The Holy Child of Cebu
(source)

Between natural life and natural death, it is our supreme duty to imitate Christ, making our home a reflection of His life, with the wife teaching her husband the love for the Lord, and teaching their children His glories. The woman symbolises the Church in Her teaching ministry, converting hearts, and cultivating minds towards the worship of the Triune God.

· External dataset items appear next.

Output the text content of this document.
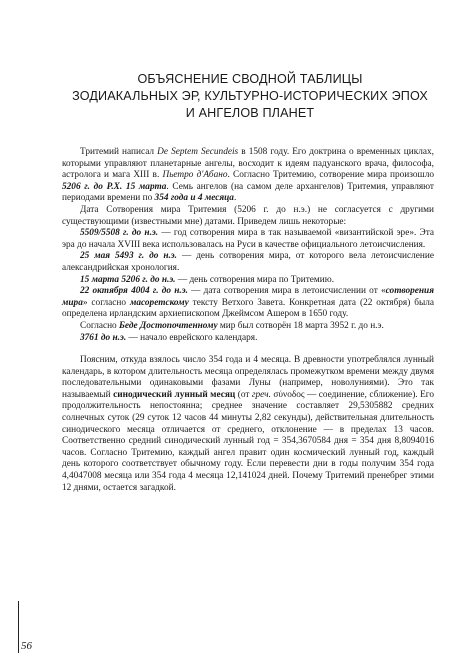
ОБЪЯСНЕНИЕ СВОДНОЙ ТАБЛИЦЫ
ЗОДИАКАЛЬНЫХ ЭР, КУЛЬТУРНО-ИСТОРИЧЕСКИХ ЭПОХ
И АНГЕЛОВ ПЛАНЕТ

Тритемий написал De Septem Secundeis в 1508 году. Его доктрина о временных циклах, которыми управляют планетарные ангелы, восходит к идеям падуанского врача, философа, астролога и мага XIII в. Пьетро д'Абано. Согласно Тритемию, сотворение мира произошло 5206 г. до Р.Х. 15 марта. Семь ангелов (на самом деле архангелов) Тритемия, управляют периодами времени по 354 года и 4 месяца.

Дата Сотворения мира Тритемия (5206 г. до н.э.) не согласуется с другими существующими (известными мне) датами. Приведем лишь некоторые:

5509/5508 г. до н.э. — год сотворения мира в так называемой «византийской эре». Эта эра до начала XVIII века использовалась на Руси в качестве официального летоисчисления.

25 мая 5493 г. до н.э. — день сотворения мира, от которого вела летоисчисление александрийская хронология.

15 марта 5206 г. до н.э. — день сотворения мира по Тритемию.

22 октября 4004 г. до н.э. — дата сотворения мира в летоисчислении от «сотворения мира» согласно масоретскому тексту Ветхого Завета. Конкретная дата (22 октября) была определена ирландским архиепископом Джеймсом Ашером в 1650 году.

Согласно Беде Достопочтенному мир был сотворён 18 марта 3952 г. до н.э.

3761 до н.э. — начало еврейского календаря.

Поясним, откуда взялось число 354 года и 4 месяца. В древности употреблялся лунный календарь, в котором длительность месяца определялась промежутком времени между двумя последовательными одинаковыми фазами Луны (например, новолуниями). Это так называемый синодический лунный месяц (от греч. σύνοδος — соединение, сближение). Его продолжительность непостоянна; среднее значение составляет 29,5305882 средних солнечных суток (29 суток 12 часов 44 минуты 2,82 секунды), действительная длительность синодического месяца отличается от среднего, отклонение — в пределах 13 часов. Соответственно средний синодический лунный год = 354,3670584 дня = 354 дня 8,8094016 часов. Согласно Тритемию, каждый ангел правит один космический лунный год, каждый день которого соответствует обычному году. Если перевести дни в годы получим 354 года 4,4047008 месяца или 354 года 4 месяца 12,141024 дней. Почему Тритемий пренебрег этими 12 днями, остается загадкой.

56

The second verse of the hymn is composed of impetrations to the Sacred Heart: protection of the home and blessing of the Filipino people for its supreme good. It is visible that the cause of this protection should be the consecration of the home to the Sacred Heart, and of this blessing the devotion to the Sacred Heart, especially on the first Friday of each month. The mantle of Christ, of His theandric love, enshrouds the ancestral home, la casa solariega, the natural locus of the extended family, where the patriarch and the matriarch receive the filial piety of their children and grandchildren, united as one in their devotion to the Sacred Heart. And as the fundamental unit of Filipino society, it is in la casa solariega, wherein the Sacred Heart of Christ is devoutly enthroned, where the blessing of the Filipino Nation should begin.

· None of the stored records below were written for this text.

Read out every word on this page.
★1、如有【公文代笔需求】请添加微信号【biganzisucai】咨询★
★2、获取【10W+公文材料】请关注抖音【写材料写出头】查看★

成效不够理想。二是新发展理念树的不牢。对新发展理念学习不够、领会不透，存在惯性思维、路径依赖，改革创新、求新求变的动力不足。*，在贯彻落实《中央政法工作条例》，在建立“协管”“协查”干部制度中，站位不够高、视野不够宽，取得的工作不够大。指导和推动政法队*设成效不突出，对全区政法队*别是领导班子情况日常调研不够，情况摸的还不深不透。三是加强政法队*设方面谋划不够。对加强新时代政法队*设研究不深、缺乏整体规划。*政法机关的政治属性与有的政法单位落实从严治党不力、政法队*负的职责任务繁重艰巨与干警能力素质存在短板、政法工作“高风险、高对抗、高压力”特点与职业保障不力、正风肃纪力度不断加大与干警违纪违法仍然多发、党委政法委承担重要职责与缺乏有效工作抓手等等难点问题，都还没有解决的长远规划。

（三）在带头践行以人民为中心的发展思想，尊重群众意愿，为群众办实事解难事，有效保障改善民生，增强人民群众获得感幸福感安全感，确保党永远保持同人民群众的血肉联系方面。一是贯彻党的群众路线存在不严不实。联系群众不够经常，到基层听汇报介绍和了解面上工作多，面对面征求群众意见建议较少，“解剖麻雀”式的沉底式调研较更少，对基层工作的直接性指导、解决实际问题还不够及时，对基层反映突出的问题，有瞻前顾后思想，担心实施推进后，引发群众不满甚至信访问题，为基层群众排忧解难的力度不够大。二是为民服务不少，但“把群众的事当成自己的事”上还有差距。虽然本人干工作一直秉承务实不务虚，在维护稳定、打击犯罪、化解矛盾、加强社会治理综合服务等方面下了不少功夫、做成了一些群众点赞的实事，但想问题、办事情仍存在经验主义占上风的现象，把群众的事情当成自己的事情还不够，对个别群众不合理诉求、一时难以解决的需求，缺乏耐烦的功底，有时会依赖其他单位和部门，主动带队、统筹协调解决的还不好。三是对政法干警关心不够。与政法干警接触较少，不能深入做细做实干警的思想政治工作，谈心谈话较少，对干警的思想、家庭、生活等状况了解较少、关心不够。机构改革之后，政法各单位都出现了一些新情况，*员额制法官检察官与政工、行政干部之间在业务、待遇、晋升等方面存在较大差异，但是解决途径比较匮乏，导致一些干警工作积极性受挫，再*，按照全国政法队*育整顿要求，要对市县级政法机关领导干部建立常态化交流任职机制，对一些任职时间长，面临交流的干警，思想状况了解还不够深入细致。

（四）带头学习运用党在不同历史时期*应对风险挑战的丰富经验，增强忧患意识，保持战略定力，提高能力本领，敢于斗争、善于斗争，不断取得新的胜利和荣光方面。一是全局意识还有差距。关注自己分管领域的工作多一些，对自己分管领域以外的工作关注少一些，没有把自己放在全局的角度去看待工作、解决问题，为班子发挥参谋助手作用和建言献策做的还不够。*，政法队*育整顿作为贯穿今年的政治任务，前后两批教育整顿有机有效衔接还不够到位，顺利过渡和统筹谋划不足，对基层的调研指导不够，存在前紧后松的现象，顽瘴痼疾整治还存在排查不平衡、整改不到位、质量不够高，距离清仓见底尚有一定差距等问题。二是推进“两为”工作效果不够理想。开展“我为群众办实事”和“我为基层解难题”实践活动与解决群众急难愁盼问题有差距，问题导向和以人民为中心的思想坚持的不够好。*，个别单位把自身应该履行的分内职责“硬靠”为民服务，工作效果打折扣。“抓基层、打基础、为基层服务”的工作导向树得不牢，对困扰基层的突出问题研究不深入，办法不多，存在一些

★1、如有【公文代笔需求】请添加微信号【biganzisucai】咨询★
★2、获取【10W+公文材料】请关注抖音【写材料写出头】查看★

In the latter half of the verse, we encounter an illustration of orthodoxy and orthopraxis. Sacred Tradition is here described as an ark, el arca de nuestras tradiciones, recalling the vessel in which God, in His justice and mercy, spared Abraham from the Deluge. In calling Tradition an ark, the verse rightly states that it is the vessel by which we shall be also preserved from the shipwreck of the world, steeped in vice and modern compromises and errors. Note that the ark is neither still being built nor is already built but stationary; it is already floating, mientras flota el arca. For while Tradition is kept, the Sacred Heart of Jesus shall reign within our hearts and His glories shall spread throughout the Islands.

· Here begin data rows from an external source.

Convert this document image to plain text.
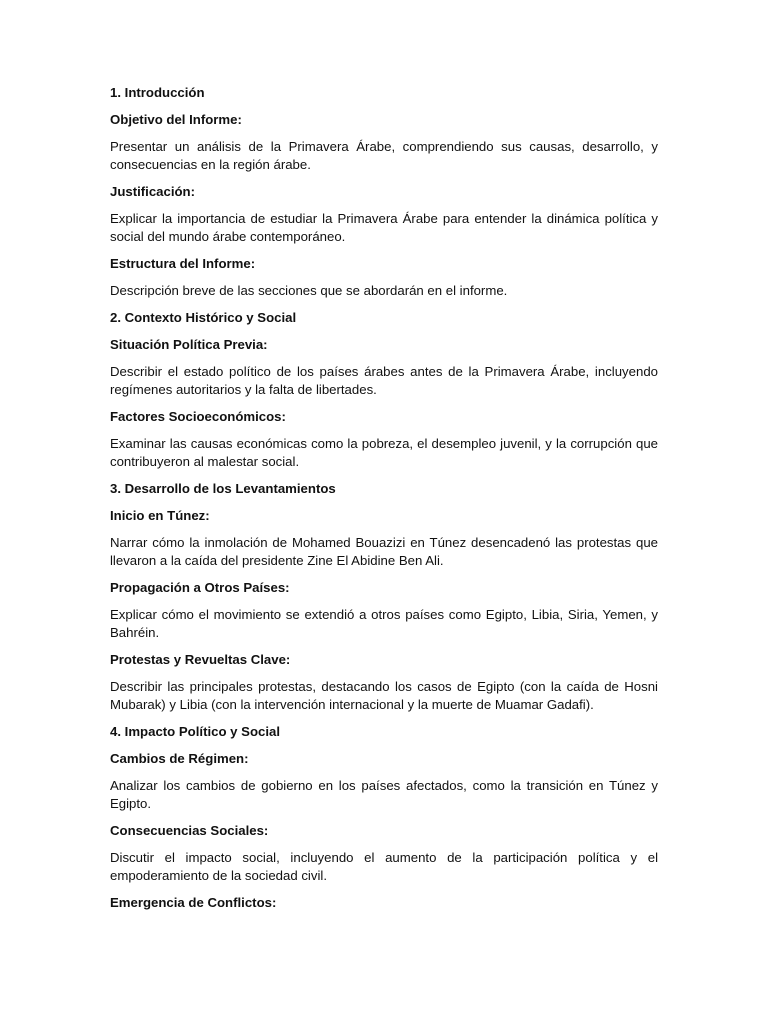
1. Introducción

Objetivo del Informe:

Presentar un análisis de la Primavera Árabe, comprendiendo sus causas, desarrollo, y consecuencias en la región árabe.

Justificación:

Explicar la importancia de estudiar la Primavera Árabe para entender la dinámica política y social del mundo árabe contemporáneo.

Estructura del Informe:

Descripción breve de las secciones que se abordarán en el informe.

2. Contexto Histórico y Social

Situación Política Previa:

Describir el estado político de los países árabes antes de la Primavera Árabe, incluyendo regímenes autoritarios y la falta de libertades.

Factores Socioeconómicos:

Examinar las causas económicas como la pobreza, el desempleo juvenil, y la corrupción que contribuyeron al malestar social.

3. Desarrollo de los Levantamientos

Inicio en Túnez:

Narrar cómo la inmolación de Mohamed Bouazizi en Túnez desencadenó las protestas que llevaron a la caída del presidente Zine El Abidine Ben Ali.

Propagación a Otros Países:

Explicar cómo el movimiento se extendió a otros países como Egipto, Libia, Siria, Yemen, y Bahréin.

Protestas y Revueltas Clave:

Describir las principales protestas, destacando los casos de Egipto (con la caída de Hosni Mubarak) y Libia (con la intervención internacional y la muerte de Muamar Gadafi).

4. Impacto Político y Social

Cambios de Régimen:

Analizar los cambios de gobierno en los países afectados, como la transición en Túnez y Egipto.

Consecuencias Sociales:

Discutir el impacto social, incluyendo el aumento de la participación política y el empoderamiento de la sociedad civil.

Emergencia de Conflictos:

In a letter sent by the Episcopal Commission of the Philippines, then presided by His Eminence Julio Cardinal Rosales of Cebu, concerning the preparations for the Second National Eucharistic Congress of the Philippines, held in Manila from 28 November to 12 December 1956, on the occasion of the centenary of the extension of the Feast of the Most Sacred Heart to the universal Church, we read this endeared quotation from the hymn:

Esta carrera triunfal del Sagrado Corazón de Jesús también ha recorrido las Islas Filipinas, de Aparri hasta Joló. La Jerarquía Católica desea reconocerlo con un público homenaje y por medio de la presente Carta anuncia la próxima celebración del Segundo Congreso Eucarístico Nacional en Manila durante los días 28 de noviembre a 12 de diciembre de este año de 1956 para conmemorar el centenario del establecimiento de la fiesta del Sagrado Corazón de Jesús. Obedeciendo a las recientes exhortaciones de nuestro santo Padre nuestro programa ha de ser trabajar para conseguir un MUNDO MEJOR POR MEDIO DEL CORAZÓN EUCARÍSTICO DE JESÚS. 
Just as the devotion spread to the most extreme points of the Philippines, so shall It continue enwrap the world in Its burning love.